By marcdon​i on December 5, 2010

“O lutador” é um belíssimo filme. Não vou falar das atuações de Mickey Rourke ou de Marisa Tomei, deslumbrante; pois muitos já falaram a respeito. São outros os motivos que me fazem achar este filme melhor a cada vez que penso nele. Mais do que a história clichê emotiva de um lutador decadente, o filme nos mostra, com rara sensibilidade em meio à violência, a dificuldade de lidar com o que há talvez de mais cruel em nossa existência: a passagem do tempo.
O entendimento de como essa questão se mostra no filme começa pelo nome do protagonista, Randy “The Ram” Robinson. “Ram” é substantivo [carneiro], mas também, e principalmente, é verbo [bater, golpear, entre outros significados]. Não temos apenas um apelido, mas uma ação que define quem é o protagonista e como ele se relaciona com o mundo. Randy é este verbo, ele não sabe ser qualquer outra coisa que não aquele que bate de frente com a vida, e esta ação o aprisiona.
Fica claro que Randy não saberia e teme ser algo diferente, viver de outra forma. Este aspecto de aprisionamento e inadequação permeia todas as situações e cenários. Os planos, mesmo os mais fechados, são áridos e vazios. Compartilhamos com o personagem angústia e desolação, e a sensação é perturbadoramente claustrofóbica. Perturbador também é perceber o descompasso entre ele e a stripper Cassidy, a única pessoa que parece significar para Randy uma possibilidade de mudança. Randy conjuga seu verbo, seu único verbo, sempre no pretérito [ele até acredita sinceramente que Guns n’ Roses é uma grande banda, nada mais anos 80], enquanto a personagem de Marisa Tomei está voltada para um futuro, mesmo que idealizado. É um encontro impossível, e a consequência maior é a dor. Randy busca a dor física e a mutilação como quem satisfaz a um vício. Há então o impulso auto-destrutivo e a fuga, afinal a dor física pode ser preferível frente às dores do mundo; mas vejo também uma busca por sentir-se vivo, uma maneira de preencher o vazio de uma vida que não é, já que está circunscrita ao passado.

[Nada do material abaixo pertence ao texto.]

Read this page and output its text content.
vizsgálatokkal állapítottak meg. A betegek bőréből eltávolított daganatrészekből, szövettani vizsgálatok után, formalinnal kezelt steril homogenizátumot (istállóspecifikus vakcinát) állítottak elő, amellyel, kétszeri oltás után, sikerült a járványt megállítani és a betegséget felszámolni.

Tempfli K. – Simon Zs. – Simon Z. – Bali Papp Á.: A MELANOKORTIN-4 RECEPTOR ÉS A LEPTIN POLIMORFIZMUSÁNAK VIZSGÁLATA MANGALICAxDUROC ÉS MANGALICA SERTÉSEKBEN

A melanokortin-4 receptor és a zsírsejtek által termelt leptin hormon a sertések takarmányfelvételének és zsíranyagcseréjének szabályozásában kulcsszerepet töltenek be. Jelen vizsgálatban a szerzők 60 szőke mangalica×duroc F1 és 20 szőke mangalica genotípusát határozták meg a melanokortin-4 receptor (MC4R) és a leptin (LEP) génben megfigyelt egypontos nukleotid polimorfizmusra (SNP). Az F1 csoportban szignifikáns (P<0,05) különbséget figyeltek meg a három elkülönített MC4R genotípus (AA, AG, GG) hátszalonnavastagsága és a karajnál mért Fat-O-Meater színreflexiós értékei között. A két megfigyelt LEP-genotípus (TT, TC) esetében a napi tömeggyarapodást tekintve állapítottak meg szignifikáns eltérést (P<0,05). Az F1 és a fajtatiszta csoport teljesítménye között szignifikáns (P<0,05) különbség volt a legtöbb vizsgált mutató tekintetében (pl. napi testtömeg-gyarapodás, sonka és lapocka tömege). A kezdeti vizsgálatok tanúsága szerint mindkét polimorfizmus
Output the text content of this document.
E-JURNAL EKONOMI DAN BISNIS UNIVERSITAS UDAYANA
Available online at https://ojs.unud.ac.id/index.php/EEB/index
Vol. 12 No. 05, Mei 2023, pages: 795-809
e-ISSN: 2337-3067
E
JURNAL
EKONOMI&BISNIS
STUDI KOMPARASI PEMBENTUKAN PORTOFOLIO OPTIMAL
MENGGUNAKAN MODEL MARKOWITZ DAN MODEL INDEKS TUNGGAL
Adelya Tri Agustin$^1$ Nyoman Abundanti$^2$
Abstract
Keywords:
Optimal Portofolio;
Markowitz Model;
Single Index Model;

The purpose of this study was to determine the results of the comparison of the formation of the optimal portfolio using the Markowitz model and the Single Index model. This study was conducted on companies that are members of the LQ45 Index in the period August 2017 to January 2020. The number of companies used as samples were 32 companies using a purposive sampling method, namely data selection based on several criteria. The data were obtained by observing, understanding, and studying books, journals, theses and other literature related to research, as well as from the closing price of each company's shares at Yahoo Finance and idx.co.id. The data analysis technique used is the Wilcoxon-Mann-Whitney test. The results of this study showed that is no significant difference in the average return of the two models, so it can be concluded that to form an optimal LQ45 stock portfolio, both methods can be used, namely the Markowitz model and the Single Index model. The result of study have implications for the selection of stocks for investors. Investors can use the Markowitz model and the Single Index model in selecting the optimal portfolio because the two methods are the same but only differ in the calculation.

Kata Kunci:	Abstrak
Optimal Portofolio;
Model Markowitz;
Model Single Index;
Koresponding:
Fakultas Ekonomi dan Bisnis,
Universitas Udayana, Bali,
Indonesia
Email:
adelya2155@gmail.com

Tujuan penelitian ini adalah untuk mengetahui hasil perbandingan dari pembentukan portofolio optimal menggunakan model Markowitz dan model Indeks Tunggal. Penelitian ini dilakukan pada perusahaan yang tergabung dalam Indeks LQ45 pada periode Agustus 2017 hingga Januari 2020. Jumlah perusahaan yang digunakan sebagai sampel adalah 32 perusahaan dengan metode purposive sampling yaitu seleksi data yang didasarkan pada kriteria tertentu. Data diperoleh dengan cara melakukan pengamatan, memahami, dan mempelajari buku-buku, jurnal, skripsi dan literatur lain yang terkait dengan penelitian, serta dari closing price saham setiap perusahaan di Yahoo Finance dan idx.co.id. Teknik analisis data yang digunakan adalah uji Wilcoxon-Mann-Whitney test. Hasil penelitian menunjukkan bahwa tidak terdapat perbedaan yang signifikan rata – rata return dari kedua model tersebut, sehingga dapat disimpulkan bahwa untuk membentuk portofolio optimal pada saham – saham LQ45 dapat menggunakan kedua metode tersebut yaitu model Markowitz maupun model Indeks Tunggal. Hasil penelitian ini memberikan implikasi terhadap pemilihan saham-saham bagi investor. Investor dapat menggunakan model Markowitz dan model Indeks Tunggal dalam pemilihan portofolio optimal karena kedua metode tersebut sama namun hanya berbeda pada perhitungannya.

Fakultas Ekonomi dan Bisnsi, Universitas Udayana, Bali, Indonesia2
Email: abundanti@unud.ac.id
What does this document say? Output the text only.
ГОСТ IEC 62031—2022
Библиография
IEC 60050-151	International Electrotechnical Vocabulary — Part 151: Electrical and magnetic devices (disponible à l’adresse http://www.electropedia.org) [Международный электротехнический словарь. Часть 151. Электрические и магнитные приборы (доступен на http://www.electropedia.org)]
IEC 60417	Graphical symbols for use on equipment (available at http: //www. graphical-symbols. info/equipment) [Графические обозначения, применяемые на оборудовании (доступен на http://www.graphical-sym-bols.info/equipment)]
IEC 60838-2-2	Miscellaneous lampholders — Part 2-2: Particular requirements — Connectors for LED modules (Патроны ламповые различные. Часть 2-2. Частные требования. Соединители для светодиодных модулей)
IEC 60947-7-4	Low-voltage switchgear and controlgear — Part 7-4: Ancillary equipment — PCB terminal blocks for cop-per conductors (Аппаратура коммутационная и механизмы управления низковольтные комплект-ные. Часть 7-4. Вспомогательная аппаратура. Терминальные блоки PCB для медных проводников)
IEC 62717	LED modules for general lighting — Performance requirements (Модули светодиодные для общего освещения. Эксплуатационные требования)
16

Fico pensando que o protagonista teve diante de si duas opções: reinventar-se enquanto homem e encarar as dores e angústias da “vida real” [talvez envelhecer seja mesmo um contínuo processo de reinvenção], ou render-se ao “conforto” de uma identidade estática e cristalizada, ainda que isso signifique a mais completa solidão. Randy fez sua escolha e o filme terminou, e não cabe aqui nenhum juízo de valor sobre suas atitudes. Saí do cinema angustiado, pois sei que todos nós, mais cedo ou mais tarde, estaremos diante das mesmas opções; e um pouco assustado, porque sei também que não importa qual seja a nossa escolha, sempre haverá um preço a pagar, sempre haverá uma cota de dor.